3) Machine learning predictors for small datasets
- Lightweight models: Gradient boosting or random forest can predict next-week performance using features such as CTL, ATL, TSB, monotony, zone distribution (time in zone 1/2/3+), HRV, sleep, and RPE.
- Uncertainty-aware: Gaussian process regression provides a prediction and confidence interval. Plateau risk rises when the model predicts little improvement with high confidence despite higher planned load.
- Feature importance: Use model explanations (e.g., SHAP) to see whether lack of easy volume, too much intensity in high zones, or poor sleep is driving the stall.
Keep it practical: start with rolling slopes and a dose–response fit. Add ML when you have consistent data over 12+ weeks.
A simple workflow you can implement this week
- Collect and align
Daily: power (watts), TSS or similar load, heart rate, HRV (morning rMSSD), RPE (0–10), sleep hours, and a short note on fueling and stress. Mark key tests (e.g., 20-min bests, 5-min VO2max efforts).
- Engineer features
- CTL (42-day EMA of TSS), ATL (7-day EMA), TSB = CTL − ATL.
- Training monotony = mean 7-day load / SD.
- Zone distribution: time in zone 1, 2, and 3+ (or 7-zone if you prefer).
- Endurance decoupling: compare first vs second half of a steady zone 2 ride.
- Fit a simple model
- Rolling slope of 20-min power and of PD-curve area (e.g., sum of best powers at 1–60 min).
- Optional: impulse–response model using CTL/ATL to predict 20-min power.
- Define plateau rules
- Performance slope >= 0% and < 0.25% per week for 21 days while CTL increases > 3 per week.
- Endurance decoupling > 5% in two consecutive submax tests.
- RPE at fixed watts +2 for two or more similar sessions.
- HRV 7-day avg >1 SD below 60-day mean for 5+ days.
- Validate the signal
- Require persistence for at least 7 days.
- Check confidence: if your model’s prediction interval overlaps zero change, be cautious.
- Cross-check context: heat, altitude, illness, travel, and menstrual cycle phase can shift baselines temporarily.
- Decide and adjust
When the plateau flag is on, act for 7–14 days, then retest:
- Deload: reduce volume by 30–50% for 3–5 days; keep 1 short high-intensity session to stay sharp.
- Change stimulus: swap threshold-heavy for VO2max micro-intervals (e.g., 30/15s), or move from polarized to pyramidal distribution for a block.
- Add strength: 2 sessions/week of lower-body lifts (e.g., squats, RDLs) in the general prep or base phases.
- Fuel recovery: 8–10 g/kg/day carbs in heavy weeks; 0.7–1.0 g/kg carbs plus 20–30 g protein within 60 minutes post-ride.
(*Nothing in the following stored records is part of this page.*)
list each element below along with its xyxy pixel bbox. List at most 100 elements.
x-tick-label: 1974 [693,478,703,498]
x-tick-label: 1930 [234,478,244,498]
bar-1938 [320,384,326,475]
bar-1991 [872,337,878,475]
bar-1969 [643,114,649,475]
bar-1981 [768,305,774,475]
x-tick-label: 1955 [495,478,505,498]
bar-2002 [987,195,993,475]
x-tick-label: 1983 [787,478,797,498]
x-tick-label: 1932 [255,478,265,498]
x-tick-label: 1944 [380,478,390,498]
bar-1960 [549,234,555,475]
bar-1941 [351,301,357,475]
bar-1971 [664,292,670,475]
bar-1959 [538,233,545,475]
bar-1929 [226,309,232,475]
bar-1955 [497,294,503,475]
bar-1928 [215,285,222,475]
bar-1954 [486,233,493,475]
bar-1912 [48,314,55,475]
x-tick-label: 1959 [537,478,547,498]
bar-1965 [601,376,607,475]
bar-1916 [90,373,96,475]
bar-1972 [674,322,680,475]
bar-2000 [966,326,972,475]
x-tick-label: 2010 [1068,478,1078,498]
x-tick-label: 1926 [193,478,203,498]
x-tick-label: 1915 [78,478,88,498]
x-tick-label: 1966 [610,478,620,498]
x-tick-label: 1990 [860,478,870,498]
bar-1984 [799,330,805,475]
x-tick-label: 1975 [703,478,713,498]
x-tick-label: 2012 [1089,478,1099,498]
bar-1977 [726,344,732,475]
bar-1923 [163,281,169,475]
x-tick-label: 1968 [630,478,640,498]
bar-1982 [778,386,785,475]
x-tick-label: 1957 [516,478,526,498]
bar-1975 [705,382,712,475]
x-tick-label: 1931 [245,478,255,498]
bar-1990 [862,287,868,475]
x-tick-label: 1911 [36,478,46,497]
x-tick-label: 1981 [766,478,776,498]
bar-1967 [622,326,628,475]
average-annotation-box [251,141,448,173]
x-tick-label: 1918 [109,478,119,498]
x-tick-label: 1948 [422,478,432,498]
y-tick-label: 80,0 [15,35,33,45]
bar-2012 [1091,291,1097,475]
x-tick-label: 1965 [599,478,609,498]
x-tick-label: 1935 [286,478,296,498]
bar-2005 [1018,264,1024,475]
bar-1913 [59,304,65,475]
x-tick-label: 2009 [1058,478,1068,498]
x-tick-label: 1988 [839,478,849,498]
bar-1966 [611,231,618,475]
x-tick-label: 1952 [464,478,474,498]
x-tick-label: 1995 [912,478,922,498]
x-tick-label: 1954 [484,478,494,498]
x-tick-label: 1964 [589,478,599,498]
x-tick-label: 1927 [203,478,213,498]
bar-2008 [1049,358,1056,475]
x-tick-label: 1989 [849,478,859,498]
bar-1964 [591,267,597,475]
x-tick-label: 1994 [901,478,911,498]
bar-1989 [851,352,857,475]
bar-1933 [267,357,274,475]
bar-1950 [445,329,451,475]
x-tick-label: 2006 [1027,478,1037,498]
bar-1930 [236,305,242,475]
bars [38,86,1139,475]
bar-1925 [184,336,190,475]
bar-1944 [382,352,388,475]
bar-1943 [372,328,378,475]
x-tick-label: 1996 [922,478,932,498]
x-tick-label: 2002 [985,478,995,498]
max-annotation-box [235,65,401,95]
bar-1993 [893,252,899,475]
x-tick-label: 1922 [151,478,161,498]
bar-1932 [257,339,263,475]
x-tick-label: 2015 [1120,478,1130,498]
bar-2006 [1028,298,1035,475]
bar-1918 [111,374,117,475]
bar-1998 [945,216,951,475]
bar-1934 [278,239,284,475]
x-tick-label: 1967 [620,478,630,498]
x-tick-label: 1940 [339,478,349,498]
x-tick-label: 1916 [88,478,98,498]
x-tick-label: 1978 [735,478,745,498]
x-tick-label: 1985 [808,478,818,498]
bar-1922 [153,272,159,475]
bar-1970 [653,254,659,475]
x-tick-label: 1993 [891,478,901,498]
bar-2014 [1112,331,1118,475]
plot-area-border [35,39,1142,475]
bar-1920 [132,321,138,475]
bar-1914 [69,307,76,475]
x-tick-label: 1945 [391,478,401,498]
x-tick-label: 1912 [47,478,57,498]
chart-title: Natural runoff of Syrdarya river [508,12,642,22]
- Sleep target: 7–9 hours; add a 20–30 min nap on hard days if possible.
- Retest: after deload, do a 60–90 min zone 2 decoupling ride and a 5-min or 20-min benchmark within a week.
- Iterate monthly
Re-tune thresholds to your response. As FTP rises, the same absolute watts feel easier; your model should follow that evolution.
# Pseudocode: simple plateau flag
for each day:
CTL = ema(TSS, span=42)
ATL = ema(TSS, span=7)
TSB = CTL - ATL
monotony_7d = mean(TSS_last_7) / std(TSS_last_7)
# Weekly update
perf = rolling_best(power_20min, window=7)
perf_slope_21d = slope(last_21_days(perf))
ctl_slope_21d = slope(last_21_days(CTL))
plateau = (
perf_slope_21d >= 0 and perf_slope_21d < 0.0025 and
ctl_slope_21d > 0.1 and
decoupling_recent > 0.05 or
rpe_drift_recent >= 2 or
hrv_7d < (hrv_60d_mean - 1*hrv_60d_sd)
)
if plateau persists >= 7 days:
suggest(["deload", "change_stimulus", "fuel_sleep_focus"])
The goal is not perfect prediction. It is timely, defensible decisions: notice when more load is no longer buying you better watts, then change the input so adaptation resumes.